The final example comes from the “science” of climate change. In the cacophony of global warming alarms over a really warm July this year, you may have missed a small data point, one that folks like James Hansen, the gadfly global warming polemicist with a government job at NASA, would surely like to prevent from gaining widespread dissemination. Carbon emissions in the US this year declined to levels not seen in twenty years, mainly because natural gas got so cheap that it was switched for coal in a number of electricity-generating plants across the US. (See article).
Thus Hume was right after all. Even if every time A appears, B also appears, we can’t thereby deduce that B will always appear when A appears, because we can’t really know what, aside from correlative appearance, is the relationship between A and B. If carbon dioxide levels in the US decline (A), but B still appears (the hottest July on record), then it would seem wise to have foregone the empirical induction that the appearance of A causes B. Of course, I am engaging in a flight of logical fancy–nothing of this holds any empirical validity whatsoever. Carbon dioxide in the ocean of the atmosphere is hardly barred from entry to US skies (though the only audience with which Mr. Hansen seems concerned is the US), and hot temperatures in the US hold precious few implications as to the climate of the whole planet. But it points to the outrageous fallacies in causative analysis underlying the anthropogenic global warming catechism. With global warming, the intellectual pendulum swung from Hume right through empiricism clear over to mysticism, which is to say, right back to Hume, where causes and effects are unascertainable.
Causation analysis is hard, so hard, Hume would say, that it is impossible. And although Hume’s assertion that causation is impossible to definitively prove has never been satisfactorily refuted, it would be impossible to survive in the world of Hume’s imagination (a challenge which Hume himself refused to engage). Reliable and useful causative inferences have repeatedly and successfully been drawn from empirical observations. The idea that effects have causes forms the foundational premise of pretty much every development of mankind since the beginning of time. But it is right and proper to be mindful of Hume’s skepticism when evaluating claims of causation.
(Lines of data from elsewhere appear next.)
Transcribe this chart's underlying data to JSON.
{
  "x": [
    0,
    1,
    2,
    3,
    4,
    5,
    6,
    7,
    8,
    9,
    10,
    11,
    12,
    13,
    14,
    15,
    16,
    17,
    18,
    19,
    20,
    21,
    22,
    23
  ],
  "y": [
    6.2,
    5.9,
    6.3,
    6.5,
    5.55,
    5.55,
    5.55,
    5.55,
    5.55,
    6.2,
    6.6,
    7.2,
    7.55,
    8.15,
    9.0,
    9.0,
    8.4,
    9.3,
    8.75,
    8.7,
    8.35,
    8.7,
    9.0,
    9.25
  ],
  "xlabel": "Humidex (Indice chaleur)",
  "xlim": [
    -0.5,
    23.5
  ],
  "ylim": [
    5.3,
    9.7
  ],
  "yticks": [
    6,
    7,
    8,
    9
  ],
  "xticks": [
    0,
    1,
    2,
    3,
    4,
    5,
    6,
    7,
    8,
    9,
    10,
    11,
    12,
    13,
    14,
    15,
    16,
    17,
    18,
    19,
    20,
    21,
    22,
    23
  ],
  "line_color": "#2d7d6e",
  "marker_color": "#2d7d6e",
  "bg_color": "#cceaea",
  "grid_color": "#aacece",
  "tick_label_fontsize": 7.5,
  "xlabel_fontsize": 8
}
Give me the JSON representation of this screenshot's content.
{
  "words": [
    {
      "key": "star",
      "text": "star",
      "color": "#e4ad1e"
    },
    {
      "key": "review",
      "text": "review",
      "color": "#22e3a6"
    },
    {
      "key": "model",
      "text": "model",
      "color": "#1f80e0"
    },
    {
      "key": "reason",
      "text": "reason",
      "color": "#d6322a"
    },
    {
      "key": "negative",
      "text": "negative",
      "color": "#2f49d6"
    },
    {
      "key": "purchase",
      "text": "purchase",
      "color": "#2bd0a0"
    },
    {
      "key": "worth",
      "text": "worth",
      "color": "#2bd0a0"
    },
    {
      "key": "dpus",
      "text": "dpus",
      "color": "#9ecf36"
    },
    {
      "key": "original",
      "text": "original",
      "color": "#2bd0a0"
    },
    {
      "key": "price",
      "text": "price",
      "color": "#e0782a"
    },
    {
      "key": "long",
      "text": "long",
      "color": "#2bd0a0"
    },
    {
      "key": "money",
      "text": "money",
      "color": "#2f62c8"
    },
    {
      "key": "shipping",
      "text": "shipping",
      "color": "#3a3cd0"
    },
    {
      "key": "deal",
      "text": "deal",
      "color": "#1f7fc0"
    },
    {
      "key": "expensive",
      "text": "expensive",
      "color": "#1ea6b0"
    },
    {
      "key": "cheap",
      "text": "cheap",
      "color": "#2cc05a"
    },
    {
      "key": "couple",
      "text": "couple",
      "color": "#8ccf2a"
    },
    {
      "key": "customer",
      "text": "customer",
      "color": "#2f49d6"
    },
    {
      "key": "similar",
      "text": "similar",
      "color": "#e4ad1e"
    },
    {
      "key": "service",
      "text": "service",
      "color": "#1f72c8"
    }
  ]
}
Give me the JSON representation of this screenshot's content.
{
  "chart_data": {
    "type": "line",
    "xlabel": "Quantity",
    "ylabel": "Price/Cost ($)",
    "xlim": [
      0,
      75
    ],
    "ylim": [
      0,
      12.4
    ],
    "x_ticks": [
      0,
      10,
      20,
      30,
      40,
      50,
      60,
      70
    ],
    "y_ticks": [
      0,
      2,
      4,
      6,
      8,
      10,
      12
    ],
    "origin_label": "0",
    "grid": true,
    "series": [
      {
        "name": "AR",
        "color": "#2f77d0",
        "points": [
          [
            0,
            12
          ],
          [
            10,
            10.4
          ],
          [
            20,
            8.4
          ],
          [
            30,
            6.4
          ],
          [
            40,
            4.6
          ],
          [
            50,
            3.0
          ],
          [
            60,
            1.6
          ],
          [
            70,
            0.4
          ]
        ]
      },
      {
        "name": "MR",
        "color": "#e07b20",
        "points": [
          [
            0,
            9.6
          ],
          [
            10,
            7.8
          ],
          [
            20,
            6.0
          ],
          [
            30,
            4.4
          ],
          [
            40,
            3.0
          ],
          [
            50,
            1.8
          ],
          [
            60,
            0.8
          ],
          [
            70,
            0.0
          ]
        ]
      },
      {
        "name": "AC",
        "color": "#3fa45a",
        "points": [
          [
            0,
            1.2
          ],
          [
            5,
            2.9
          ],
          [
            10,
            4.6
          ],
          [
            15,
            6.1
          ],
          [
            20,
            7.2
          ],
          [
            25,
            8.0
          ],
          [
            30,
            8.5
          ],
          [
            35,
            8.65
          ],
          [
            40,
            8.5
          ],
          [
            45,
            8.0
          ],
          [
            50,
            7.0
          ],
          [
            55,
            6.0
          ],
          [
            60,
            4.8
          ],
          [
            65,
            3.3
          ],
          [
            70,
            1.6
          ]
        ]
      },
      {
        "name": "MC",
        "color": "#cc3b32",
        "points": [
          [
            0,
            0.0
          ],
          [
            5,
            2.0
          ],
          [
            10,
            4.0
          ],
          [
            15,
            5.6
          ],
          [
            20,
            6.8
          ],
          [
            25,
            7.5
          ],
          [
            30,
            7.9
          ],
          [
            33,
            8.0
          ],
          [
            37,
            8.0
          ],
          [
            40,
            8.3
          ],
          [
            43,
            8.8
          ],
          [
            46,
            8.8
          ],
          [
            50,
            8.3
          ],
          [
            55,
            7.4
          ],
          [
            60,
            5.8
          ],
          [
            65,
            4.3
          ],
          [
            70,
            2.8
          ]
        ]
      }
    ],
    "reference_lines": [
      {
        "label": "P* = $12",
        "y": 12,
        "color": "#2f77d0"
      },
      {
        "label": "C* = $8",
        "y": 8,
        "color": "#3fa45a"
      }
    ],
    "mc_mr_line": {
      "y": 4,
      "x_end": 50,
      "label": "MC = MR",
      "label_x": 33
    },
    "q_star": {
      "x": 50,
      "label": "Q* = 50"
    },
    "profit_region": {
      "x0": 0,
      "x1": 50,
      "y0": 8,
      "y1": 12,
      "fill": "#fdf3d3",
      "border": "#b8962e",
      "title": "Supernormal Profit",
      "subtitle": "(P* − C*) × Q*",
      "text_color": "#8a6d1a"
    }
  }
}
Just because A and B appear together, without more, we then only know that A and B happen to have appeared together. A and B might have a causal connection with each, or may have just fortuitously appeared together, or might have a causal connection to some third event or condition. In complex systems, causation might be a confluence of innumerable factors, making them unascertainable as a practical matter. What causes a hurricane? What forces societal disintegration? Which dagger killed Caesar? Even if a causal connection is established (to an empiricist’s satisfaction), it remains to ascertain in which direction it runs. Does A cause B or B cause A? Causation is hard, not easy. It takes humility, not hubris to succeed in teasing out causative relationships.